Devlet organları ve idare makamları bütün işlemlerinde kanun önünde eşitlik ilkesine uygun olarak hareket etmek zorundadırlar.

Madde 10 / Yeni Hali

Herkes, dil, ırk, renk, cinsiyet, siyasi düşünce, felsefi inanç, din, mezhep ve benzeri sebeplerle ayırım gözetilmeksizin kanun önünde eşittir.

Kadınlar ve erkekler eşit haklara sahiptir. Devlet, bu eşitliğin yaşama geçmesini sağlamakla yükümlüdür. “Bu maksatla alınacak tedbirler eşitlik ilkesine aykırı olarak yorumlanamaz.”

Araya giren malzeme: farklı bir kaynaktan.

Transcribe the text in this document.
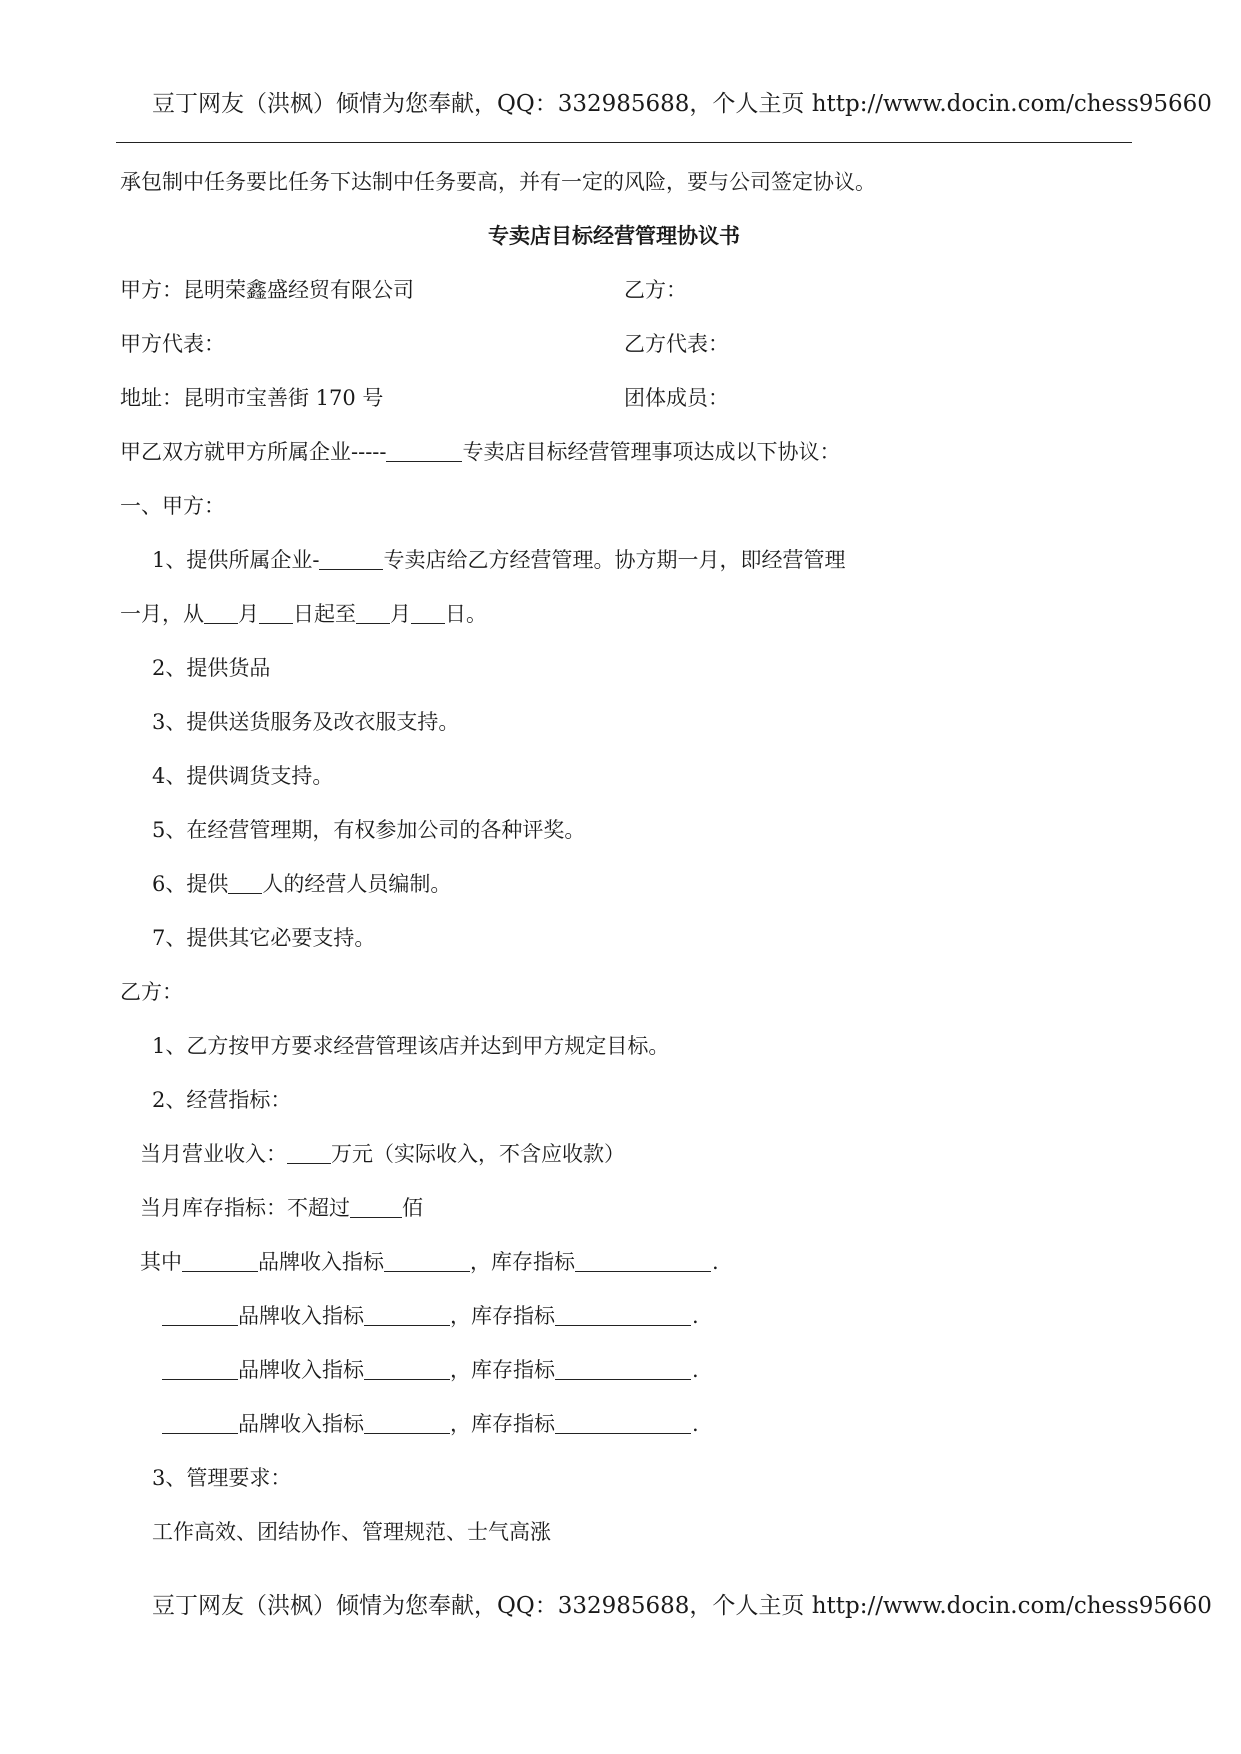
豆丁网友（洪枫）倾情为您奉献，QQ：332985688，个人主页 http://www.docin.com/chess95660
承包制中任务要比任务下达制中任务要高，并有一定的风险，要与公司签定协议。
专卖店目标经营管理协议书
甲方：昆明荣鑫盛经贸有限公司	乙方：
甲方代表：	乙方代表：
地址：昆明市宝善街 170 号	团体成员：
甲乙双方就甲方所属企业-----	专卖店目标经营管理事项达成以下协议：
一、甲方：
1、提供所属企业-	专卖店给乙方经营管理。协方期一月，即经营管理
一月，从 月 日起至 月 日。
2、提供货品
3、提供送货服务及改衣服支持。
4、提供调货支持。
5、在经营管理期，有权参加公司的各种评奖。
6、提供 人的经营人员编制。
7、提供其它必要支持。
乙方：
1、乙方按甲方要求经营管理该店并达到甲方规定目标。
2、经营指标：
当月营业收入： 万元（实际收入，不含应收款）
当月库存指标：不超过 佰
其中	品牌收入指标	，库存指标	.
品牌收入指标	，库存指标	.
品牌收入指标	，库存指标	.
品牌收入指标	，库存指标	.
3、管理要求：
工作高效、团结协作、管理规范、士气高涨
豆丁网友（洪枫）倾情为您奉献，QQ：332985688，个人主页 http://www.docin.com/chess95660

“Çocuklar, yaşlılar, özürlüler, harp ve vazife şehitlerinin dul ve yetimleri ile malul ve gaziler için alınacak tedbirler eşitlik ilkesine aykırı sayılmaz.”
Hiçbir kişiye, aileye, zümreye veya sınıfa imtiyaz tanınamaz.

Devlet organları ve idare makamları bütün işlemlerinde kanun önünde eşitlik ilkesine uygun olarak hareket etmek zorundadırlar.

Çiğdem Aydın (KA-DER Başkanı): Değişiklik iyi ama eksik

Bizim olumlu ayrımcılık diye ifade ettiğimiz talebin Anayasa’da yer almasından son derece memnunuz. Fakat bu maddeyi eksik buluyoruz. Çünkü pozitif ayrımcılığın ne olduğunun tanımlanmasını istiyoruz. Biliyoruz ki Anayasa biraz daha genel ifadelere dayalı bir metin. Mesela kadınlara kota konması gibi başka problemlerimiz de var. Pozitif ayrımcılığın en önemli uygulama alanlarından biri seçimlerdeki kadın kotası. Açıkçası değişikliğin bu haliyle kadınlara ne getireceği konusunda bir öngörümüz yok. Bizim beklediğimiz en büyük olumlu ayrımcılık kadınların istihdamda, siyasette, eğitimde eşit durumda olmasının sağlanması.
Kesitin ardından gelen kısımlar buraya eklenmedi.